De ma vie, j’ai oublié tant de détails, de conversations à travers les forêts. Quelques croquis aquarellés sur mes carnets peinent à me rappeler cet éclat du ciel en passant un col de montagne. Sauf qu’il était là, l’ami le plus fidèle : ses mots étaient valables ailleurs qu’en Sicile, sa charpente s’adaptait, ses subtiles assonances hébergeaient à bas bruit les questions que ma raison conquérante ne savait pas poser. Combien de fois l’ai-je redit ? Parfois, sans le vouloir, en changeant un mot ou deux. Je sais maintenant qu’à ma recherche frénétique de l’infini il venait opposer sa forme bornée et inquiète, sa posture humble de veilleur, le voici, de mémoire, sans vérifier :

Un peu plus loin que cette place aux rares cibles, nous cherchons l’escalier d’où la mer est visible. Ou du moins le serait si le temps était clair. Nous avons voyagé pour la douceur de l’air, pour l’oubli de la mort, pour la toison dorée. Malgré le chemin fait, nous restons à l’orée, et ce n’est pas ces mots hâtifs qu’il nous faudrait, ni même cet oubli, oublié tôt après.

Je ne cache pas mon envie de dire quelque chose, d’avoir l’air intelligent. Mais Jaccottet est un maître dont je ne saurais parler autrement que par cette confidence.

Après beaucoup d’années, il y eut la découverte de Gustave Roud, dans la collection « poésie » Gallimard — ce délicat Panthéon qui sème des visages dans les rayons de nos bibliothèques — puis, passés l’éblouissement et la honte d’avoir si longtemps méconnu cette écriture — qu’un littérateur connu il y a peu me disait trouver « belle mais tellement désuète » (mais il est vrai c’était à l’heure des liqueurs !) —, les trois volumes verts de la Bibliothèque des Arts, préfacés par Philippe Jaccottet.
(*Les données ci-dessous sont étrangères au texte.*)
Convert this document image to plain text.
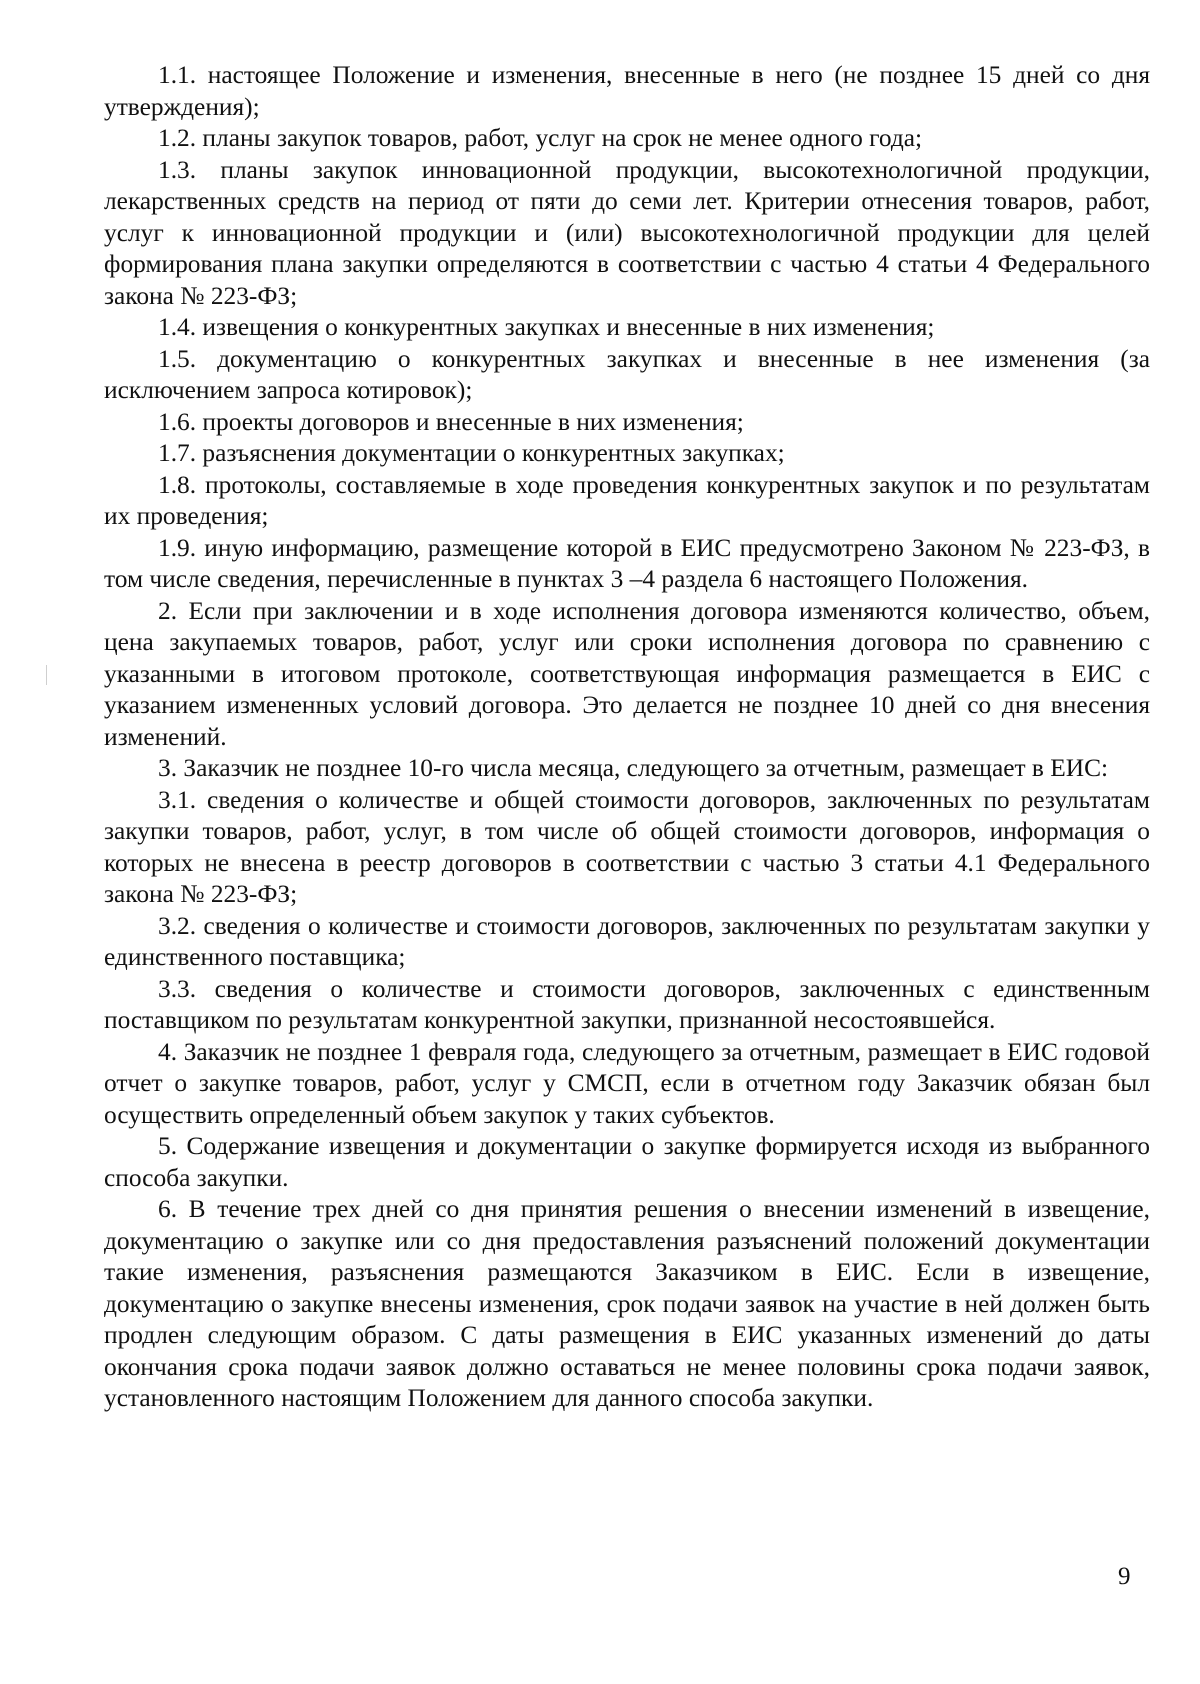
1.1. настоящее Положение и изменения, внесенные в него (не позднее 15 дней со дня утверждения);

1.2. планы закупок товаров, работ, услуг на срок не менее одного года;

1.3. планы закупок инновационной продукции, высокотехнологичной продукции, лекарственных средств на период от пяти до семи лет. Критерии отнесения товаров, работ, услуг к инновационной продукции и (или) высокотехнологичной продукции для целей формирования плана закупки определяются в соответствии с частью 4 статьи 4 Федерального закона № 223-ФЗ;

1.4. извещения о конкурентных закупках и внесенные в них изменения;

1.5. документацию о конкурентных закупках и внесенные в нее изменения (за исключением запроса котировок);

1.6. проекты договоров и внесенные в них изменения;

1.7. разъяснения документации о конкурентных закупках;

1.8. протоколы, составляемые в ходе проведения конкурентных закупок и по результатам их проведения;

1.9. иную информацию, размещение которой в ЕИС предусмотрено Законом № 223-ФЗ, в том числе сведения, перечисленные в пунктах 3 –4 раздела 6 настоящего Положения.

2. Если при заключении и в ходе исполнения договора изменяются количество, объем, цена закупаемых товаров, работ, услуг или сроки исполнения договора по сравнению с указанными в итоговом протоколе, соответствующая информация размещается в ЕИС с указанием измененных условий договора. Это делается не позднее 10 дней со дня внесения изменений.

3. Заказчик не позднее 10-го числа месяца, следующего за отчетным, размещает в ЕИС:

3.1. сведения о количестве и общей стоимости договоров, заключенных по результатам закупки товаров, работ, услуг, в том числе об общей стоимости договоров, информация о которых не внесена в реестр договоров в соответствии с частью 3 статьи 4.1 Федерального закона № 223-ФЗ;

3.2. сведения о количестве и стоимости договоров, заключенных по результатам закупки у единственного поставщика;

3.3. сведения о количестве и стоимости договоров, заключенных с единственным поставщиком по результатам конкурентной закупки, признанной несостоявшейся.

4. Заказчик не позднее 1 февраля года, следующего за отчетным, размещает в ЕИС годовой отчет о закупке товаров, работ, услуг у СМСП, если в отчетном году Заказчик обязан был осуществить определенный объем закупок у таких субъектов.

5. Содержание извещения и документации о закупке формируется исходя из выбранного способа закупки.

6. В течение трех дней со дня принятия решения о внесении изменений в извещение, документацию о закупке или со дня предоставления разъяснений положений документации такие изменения, разъяснения размещаются Заказчиком в ЕИС. Если в извещение, документацию о закупке внесены изменения, срок подачи заявок на участие в ней должен быть продлен следующим образом. С даты размещения в ЕИС указанных изменений до даты окончания срока подачи заявок должно оставаться не менее половины срока подачи заявок, установленного настоящим Положением для данного способа закупки.

9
Encore après, profitant que les librairies de quartier avaient fait entrer ses livres parce qu’il figurait cette année-là au programme de l’agrégation, j’ai tout lu de lui. Tout lu et au fond peu appris par rapport à cette si longue fréquentation d’un seul poème. Son aune m’avait aidé, je crois bien, à savoir écouter d’autres textes, à commencer par les miens. Mais je crois aussi, sans pouvoir dire en quoi, il m’a aidé à vivre et à savoir dire. Sans contrainte, avec une douce fermeté. Comme un ami.

Dans deux beaux livres par lesquels la collection poésie Gallimard offre pour la première fois l’élégant abri de sa couverture à de la prose, ce sont bien de rencontres et d’amitiés qu’il s’agit. On pourrait parler d’une anthologie d’admirations mais, pour reprendre le bel article que Patrick Kéchichian leur a consacré : « Philippe Jaccottet ne peut se satisfaire de ce trop radieux soleil ni applaudir sans recul ni interrogation (il est ici question de Ponge) ».

Oui, la distance qu’il faut pour se demander quel pouvoir mystérieux certains mots ouvrirent en lui, et se rendre compte qu’ils cherchaient moins à dévoiler le mystère qu’à simplement nous faire adopter par lui.

Voilà des livres qui deviendront des viatiques, j’aurais envie de tout citer, les chapitres qui parlent de l’acte d’écrire, ceux qui s’interrogent, avec des mots de poète sur ce que c’est de faire partie du milieu littéraire, ceux qui offrent sur des territoires que l’on croyait connaître, un éclat de simple intelligence. Comme cette clairière, où il est question d’André Dhotel :

La meilleure introduction à l’œuvre d’André Dhotel pourrait bien être ce merveilleux petit livre de lui paru voici un peu plus d’un an, Le Vrai Mystère des champignons (Payot/Lausanne), qui, sous une apparence légère, cache un art poétique qui est aussi un art de vivre.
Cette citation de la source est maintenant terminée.